The bolded and underlined emphasis for “does not” was provided by the FDA.

It was this last bullet that resulted in my thinking to myself during the presentation… “Why are ALL pending supplements excluded from the PLAIR process?” It would stand to reason that some supplements (especially those that otherwise satisfy the criteria under the first bullet) should be considered eligible to engage in the PLAIR process. This resulted in me asking the following question during the panel’s Question and Answer period: “Why didn’t the FDA include New Strength Supplements (NSS) in the PLAIR process and was exclusion of NSSs due to legal or policy reasons?” The FDA’s representative responded to my question by confirming that there was no legal concern, but the FDA made a decision to exclude all supplements because the volume of supplements is very large and ever-increasing. The Agency representative also made reference to another presentation that indicated over 10,000 supplements were submitted in Fiscal Year 2023, which included approximately 1,600 Prior Approval Supplements.

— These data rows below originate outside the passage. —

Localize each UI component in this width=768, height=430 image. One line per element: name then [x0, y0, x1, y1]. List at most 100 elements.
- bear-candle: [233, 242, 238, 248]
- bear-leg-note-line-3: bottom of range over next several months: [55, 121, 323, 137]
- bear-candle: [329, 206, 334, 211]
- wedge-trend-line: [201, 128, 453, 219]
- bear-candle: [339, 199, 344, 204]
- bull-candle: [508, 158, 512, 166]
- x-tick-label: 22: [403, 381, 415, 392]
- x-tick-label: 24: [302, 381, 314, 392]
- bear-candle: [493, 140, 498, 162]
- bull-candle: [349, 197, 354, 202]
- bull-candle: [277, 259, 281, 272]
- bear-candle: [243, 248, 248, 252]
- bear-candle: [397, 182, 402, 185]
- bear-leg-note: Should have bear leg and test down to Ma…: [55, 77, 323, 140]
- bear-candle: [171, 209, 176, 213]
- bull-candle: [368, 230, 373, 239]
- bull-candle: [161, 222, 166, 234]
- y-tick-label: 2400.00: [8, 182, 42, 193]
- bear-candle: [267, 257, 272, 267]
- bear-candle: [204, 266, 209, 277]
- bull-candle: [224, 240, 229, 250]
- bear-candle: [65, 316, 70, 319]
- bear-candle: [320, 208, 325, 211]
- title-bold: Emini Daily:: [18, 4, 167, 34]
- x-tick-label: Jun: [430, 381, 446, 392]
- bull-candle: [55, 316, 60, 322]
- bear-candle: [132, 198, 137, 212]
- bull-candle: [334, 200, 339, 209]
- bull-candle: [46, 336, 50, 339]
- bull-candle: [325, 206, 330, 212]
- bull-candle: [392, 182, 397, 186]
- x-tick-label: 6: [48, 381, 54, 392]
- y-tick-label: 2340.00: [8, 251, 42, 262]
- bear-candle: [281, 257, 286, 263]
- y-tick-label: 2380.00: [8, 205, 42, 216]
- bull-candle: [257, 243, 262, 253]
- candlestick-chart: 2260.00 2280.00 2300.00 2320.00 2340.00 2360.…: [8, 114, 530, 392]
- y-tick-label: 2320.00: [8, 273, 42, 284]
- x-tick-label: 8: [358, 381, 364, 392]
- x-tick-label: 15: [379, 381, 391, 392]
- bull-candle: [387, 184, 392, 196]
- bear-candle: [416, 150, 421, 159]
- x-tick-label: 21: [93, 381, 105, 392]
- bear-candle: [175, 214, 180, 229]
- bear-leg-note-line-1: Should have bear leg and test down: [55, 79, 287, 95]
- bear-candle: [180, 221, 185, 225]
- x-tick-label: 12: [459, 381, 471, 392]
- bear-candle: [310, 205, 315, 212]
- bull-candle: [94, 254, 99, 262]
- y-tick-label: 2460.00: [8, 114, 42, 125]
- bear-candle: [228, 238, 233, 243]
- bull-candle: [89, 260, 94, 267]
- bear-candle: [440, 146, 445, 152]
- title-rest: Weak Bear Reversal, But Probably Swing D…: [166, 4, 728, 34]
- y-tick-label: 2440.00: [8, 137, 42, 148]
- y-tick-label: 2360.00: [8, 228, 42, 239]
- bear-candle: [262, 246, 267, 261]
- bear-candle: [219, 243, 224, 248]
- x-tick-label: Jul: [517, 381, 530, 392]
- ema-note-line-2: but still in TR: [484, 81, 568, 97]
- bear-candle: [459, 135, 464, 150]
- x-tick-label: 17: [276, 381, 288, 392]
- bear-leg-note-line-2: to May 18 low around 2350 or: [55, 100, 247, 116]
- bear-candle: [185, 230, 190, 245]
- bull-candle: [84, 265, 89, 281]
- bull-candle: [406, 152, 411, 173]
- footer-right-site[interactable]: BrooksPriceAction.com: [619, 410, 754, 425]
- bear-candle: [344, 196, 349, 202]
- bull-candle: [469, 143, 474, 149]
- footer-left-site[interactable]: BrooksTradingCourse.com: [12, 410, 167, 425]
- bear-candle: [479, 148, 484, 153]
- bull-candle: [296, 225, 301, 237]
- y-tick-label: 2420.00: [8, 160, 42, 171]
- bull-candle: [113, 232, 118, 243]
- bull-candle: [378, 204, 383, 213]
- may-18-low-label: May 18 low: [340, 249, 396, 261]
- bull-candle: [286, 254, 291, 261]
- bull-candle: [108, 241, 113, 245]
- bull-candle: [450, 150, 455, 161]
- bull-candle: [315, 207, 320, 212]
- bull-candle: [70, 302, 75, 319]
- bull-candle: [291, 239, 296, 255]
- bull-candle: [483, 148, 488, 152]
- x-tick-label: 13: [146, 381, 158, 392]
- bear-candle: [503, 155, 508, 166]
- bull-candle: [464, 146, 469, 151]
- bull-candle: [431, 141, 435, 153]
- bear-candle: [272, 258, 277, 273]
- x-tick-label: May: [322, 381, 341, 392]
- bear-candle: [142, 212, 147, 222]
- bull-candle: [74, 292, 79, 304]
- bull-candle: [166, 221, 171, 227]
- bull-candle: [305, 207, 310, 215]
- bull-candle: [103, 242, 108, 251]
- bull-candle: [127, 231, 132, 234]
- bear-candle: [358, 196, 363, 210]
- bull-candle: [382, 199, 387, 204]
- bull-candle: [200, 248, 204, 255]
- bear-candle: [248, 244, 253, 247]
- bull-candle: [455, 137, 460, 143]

I completely understand and agree that not all, or even most, categories of supplements should be considered for the PLAIR process but, from my perspective, the FDA’s policy of not including ANY supplements simply because the volume of work is quite substantial really isn’t a great reason, especially from industry’s vantage point. This is especially true when an NSS represents the potential first generic launch of a product into the U.S. market. The FDA’s policy of excluding all supplements also appears to be inconsistent with the FDA’s stated goals of improving access to drugs and enhancing competition.

Unfortunately, the FDA does not publish statistics related to the volume of NSSs that are approved so there isn’t any way of assessing how much of a burden adding NSSs to PLAIR eligibility would represent. From my time at the Office of Generic Drugs, I don’t recall there being all that many NSSs received on a monthly basis, so my view is that this would amount to, at most, a handful of supplemental applicants that would be eligible to request a PLAIR for the addition of a new strength (if the scope of the PLAIR program were expanded to include these NSS supplements). Even then, not all of the applicants would necessarily request a PLAIR for their NSSs so the volume would be applicable only for a relatively small subset of the NSSs received by the FDA.

Speaking from experience, I know that addressing questions on these panels can be both tough and intimidating because, no matter how prepared you may be, it is impossible to anticipate all versions of questions that you may be asked when you are a panelist from the FDA. You are on the spot with a lot of eyeballs trained on you and you are expected to respond rapidly, with very little time to think through your answer. Perhaps there is a better reason why NSSs are excluded from the PLAIR process; if that isn’t the case, the FDA should consider a change in its thinking as this could improve the public’s access to new strengths of drug products.